FRANKFURT, Feb 16 (Reuters) - Deutsche Boerse DB1Gn.DE Chief Executive Carsten Kengeter said a failure to complete a merger with the London Stock Exchange LSE.L would weaken Germany's main financial centre, Frankfurt, which has become less competitive in recent years.

"Any concerns that Frankfurt as a financial centre might be disadvantaged by the proposed business combination fail to recognise one thing: the biggest risk to Frankfurt... is doing nothing," Kengeter said at a news conference to discuss Deutsche Boerse's annual financial results.

"We are prepared to do something to make Frankfurt flourish. But we all have to recognise that in a 10-year comparison of financial centres worldwide according to the Global Financial Centres Index, Frankfurt has slipped from sixth place to number 19," Kengeter said. "To this end, we will need the boost that the merger with London would bring."

Deutsche Boerse will create an additional 300 jobs in Frankfurt, Kengeter said, adding that he was engaged in constructive talks with policymakers in Hesse, the German state where Deutsche Boerse is headquartered and with antitrust regulators in Brussels.

"We are engaged in a constructive dialogue. Through our referendum committee, we are going to ensure that the combined group will meet all regulatory requirements with regard to closing the transaction," Kengeter said.
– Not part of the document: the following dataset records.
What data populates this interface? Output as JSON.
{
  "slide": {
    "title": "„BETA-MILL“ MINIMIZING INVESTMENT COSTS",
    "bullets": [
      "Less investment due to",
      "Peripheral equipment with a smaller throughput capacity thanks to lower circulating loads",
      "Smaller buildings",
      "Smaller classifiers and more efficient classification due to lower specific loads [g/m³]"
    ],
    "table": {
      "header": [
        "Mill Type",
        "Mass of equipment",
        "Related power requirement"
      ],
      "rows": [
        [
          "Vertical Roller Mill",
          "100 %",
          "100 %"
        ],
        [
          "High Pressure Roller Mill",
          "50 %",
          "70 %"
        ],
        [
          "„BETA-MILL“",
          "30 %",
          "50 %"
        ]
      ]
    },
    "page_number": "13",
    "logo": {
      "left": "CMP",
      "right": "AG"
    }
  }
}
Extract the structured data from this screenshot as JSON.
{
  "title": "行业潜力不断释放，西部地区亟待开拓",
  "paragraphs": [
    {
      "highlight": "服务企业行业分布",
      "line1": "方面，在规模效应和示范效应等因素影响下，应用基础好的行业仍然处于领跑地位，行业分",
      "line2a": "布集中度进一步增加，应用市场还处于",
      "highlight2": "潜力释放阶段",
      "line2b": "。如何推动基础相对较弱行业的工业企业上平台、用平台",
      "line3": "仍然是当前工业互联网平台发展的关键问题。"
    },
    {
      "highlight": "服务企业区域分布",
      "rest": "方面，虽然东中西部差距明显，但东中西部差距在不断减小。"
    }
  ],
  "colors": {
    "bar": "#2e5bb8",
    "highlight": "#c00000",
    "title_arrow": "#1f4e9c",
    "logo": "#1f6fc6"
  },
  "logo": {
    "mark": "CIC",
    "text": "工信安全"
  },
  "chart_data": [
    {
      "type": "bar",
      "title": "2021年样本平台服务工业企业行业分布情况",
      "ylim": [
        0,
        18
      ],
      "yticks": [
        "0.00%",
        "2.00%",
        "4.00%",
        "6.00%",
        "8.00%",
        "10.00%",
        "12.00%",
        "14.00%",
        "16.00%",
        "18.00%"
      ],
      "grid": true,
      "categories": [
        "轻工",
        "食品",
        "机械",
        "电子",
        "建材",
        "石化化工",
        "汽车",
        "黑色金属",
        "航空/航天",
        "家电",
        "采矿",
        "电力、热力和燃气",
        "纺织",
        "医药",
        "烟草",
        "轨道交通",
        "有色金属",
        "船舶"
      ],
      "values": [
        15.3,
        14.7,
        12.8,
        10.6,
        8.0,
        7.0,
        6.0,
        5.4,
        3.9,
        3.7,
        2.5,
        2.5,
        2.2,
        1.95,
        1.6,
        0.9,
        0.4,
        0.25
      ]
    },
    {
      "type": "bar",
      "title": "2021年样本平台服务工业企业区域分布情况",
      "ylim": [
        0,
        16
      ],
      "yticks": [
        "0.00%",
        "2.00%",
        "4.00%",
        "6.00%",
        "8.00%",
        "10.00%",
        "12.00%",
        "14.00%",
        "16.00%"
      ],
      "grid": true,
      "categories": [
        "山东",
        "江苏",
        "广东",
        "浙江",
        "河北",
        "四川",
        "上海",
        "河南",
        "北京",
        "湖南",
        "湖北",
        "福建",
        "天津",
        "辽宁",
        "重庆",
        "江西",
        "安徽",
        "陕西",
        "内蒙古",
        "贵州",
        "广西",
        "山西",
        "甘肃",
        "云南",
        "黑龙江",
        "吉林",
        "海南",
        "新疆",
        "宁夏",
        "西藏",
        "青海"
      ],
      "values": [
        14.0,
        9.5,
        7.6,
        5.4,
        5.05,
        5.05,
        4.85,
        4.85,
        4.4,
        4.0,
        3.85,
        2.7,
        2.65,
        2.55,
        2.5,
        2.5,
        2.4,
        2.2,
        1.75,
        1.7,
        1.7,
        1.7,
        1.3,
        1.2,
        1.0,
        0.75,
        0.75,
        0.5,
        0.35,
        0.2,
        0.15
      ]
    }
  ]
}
Kengeter further said insider trading allegations against him would prove unfounded, given he had no role in determining the timing of his share purchases ahead of the announcement of merger plans with the London Stock Exchange LSE.L .

"We, Deutsche Boerse and myself, are fully cooperating with the public prosecutor. I am certain that, following detailed investigation, the allegations will turn out to be unfounded," Kengeter said at a news conference to discuss the exchange operator's annual results.

"When I purchased the shares using my own funds, I did not do so at a time of my own choosing. I did so between 1 and 21 December 2015 within a time-frame fixed by the Supervisory board," Kengeter said, adding that the shares were subject to a holding period until the end of 2019.